In this problem, we need to remove the first element of a sequence and add it to the end.

An implementation using a Python list could look like this:

from random import random

def front_to_end(data):
    elem = data.pop(0)
    data.append(elem)

N = 100
data = [random() for i in range(N)]
front_to_end(data)

Measure time behavior

This operation looks harmless. Is it?

Use the timeit module to find out how long it runs. The following code sniplet prints out the time needed:

from timeit import timeit

t = timeit('front_to_end(data)', globals=locals())
print(f"time used: {t:6.3}")

Now scale up N (by adding one or more zeros) and see how the time changes.

Using a Chained List

Let’s try an alternative data struture: the chained list. In a chained list, each element points to the next element in the chain (or None if it is the last element in the chain).

It is common to keep the first and last element of a chain in extra variables. Here is a Python implementation using classes:

class ChainElement:

    def __init__(self, val):
        self.value = val
        self.next = None


class ChainedList:
    """Helper class to manage the elements of a chain"""

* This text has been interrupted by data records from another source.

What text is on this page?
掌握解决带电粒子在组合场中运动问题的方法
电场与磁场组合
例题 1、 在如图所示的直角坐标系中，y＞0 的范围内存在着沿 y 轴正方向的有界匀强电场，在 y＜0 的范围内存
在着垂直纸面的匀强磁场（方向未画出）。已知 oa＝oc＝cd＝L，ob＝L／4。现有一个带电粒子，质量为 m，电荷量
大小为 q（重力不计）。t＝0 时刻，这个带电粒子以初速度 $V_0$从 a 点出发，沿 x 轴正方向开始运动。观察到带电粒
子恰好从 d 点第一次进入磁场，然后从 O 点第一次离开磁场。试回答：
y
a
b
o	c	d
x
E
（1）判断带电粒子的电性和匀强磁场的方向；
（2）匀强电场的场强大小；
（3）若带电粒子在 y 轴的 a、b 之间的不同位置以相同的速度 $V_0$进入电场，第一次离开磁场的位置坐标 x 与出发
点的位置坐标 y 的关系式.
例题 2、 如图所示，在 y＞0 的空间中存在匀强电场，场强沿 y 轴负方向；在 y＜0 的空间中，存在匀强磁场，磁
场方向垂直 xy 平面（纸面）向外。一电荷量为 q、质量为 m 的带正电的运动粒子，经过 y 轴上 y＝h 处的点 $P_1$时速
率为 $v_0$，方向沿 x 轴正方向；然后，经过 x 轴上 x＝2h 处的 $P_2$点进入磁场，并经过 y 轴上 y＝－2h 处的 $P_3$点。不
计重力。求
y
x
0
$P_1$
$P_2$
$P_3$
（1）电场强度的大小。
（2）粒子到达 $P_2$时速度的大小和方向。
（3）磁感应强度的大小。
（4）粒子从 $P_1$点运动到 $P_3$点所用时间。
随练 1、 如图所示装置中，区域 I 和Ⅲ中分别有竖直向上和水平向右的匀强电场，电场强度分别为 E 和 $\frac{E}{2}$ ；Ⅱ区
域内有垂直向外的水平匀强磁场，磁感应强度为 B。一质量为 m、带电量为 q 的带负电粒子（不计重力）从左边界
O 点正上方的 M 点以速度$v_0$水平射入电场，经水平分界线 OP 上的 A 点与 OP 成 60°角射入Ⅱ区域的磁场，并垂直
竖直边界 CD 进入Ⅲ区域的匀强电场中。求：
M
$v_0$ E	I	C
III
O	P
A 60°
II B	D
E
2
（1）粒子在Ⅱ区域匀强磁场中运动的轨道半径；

    def __init__(self, n):
        self.first = ChainElement(random())
        self.last = self.first

        for i in range(n-1):
            self.last.next = ChainElement(random())
            self.last = self.last.next

    def front_to_end(self):
        """move the first element of the chain to the end"""
        ...

# create a chained list
chain = ChainedList(N)
chain.front_to_end()

The Challenge

  • implement the front_to_end() method so that it does an operation equivalent to the list function above

  • measure the time required for front_to_end() (without creating the chain)

  • try different values of N and compare the result to the list-based implementation

  • what are the pros and cons of either implementation?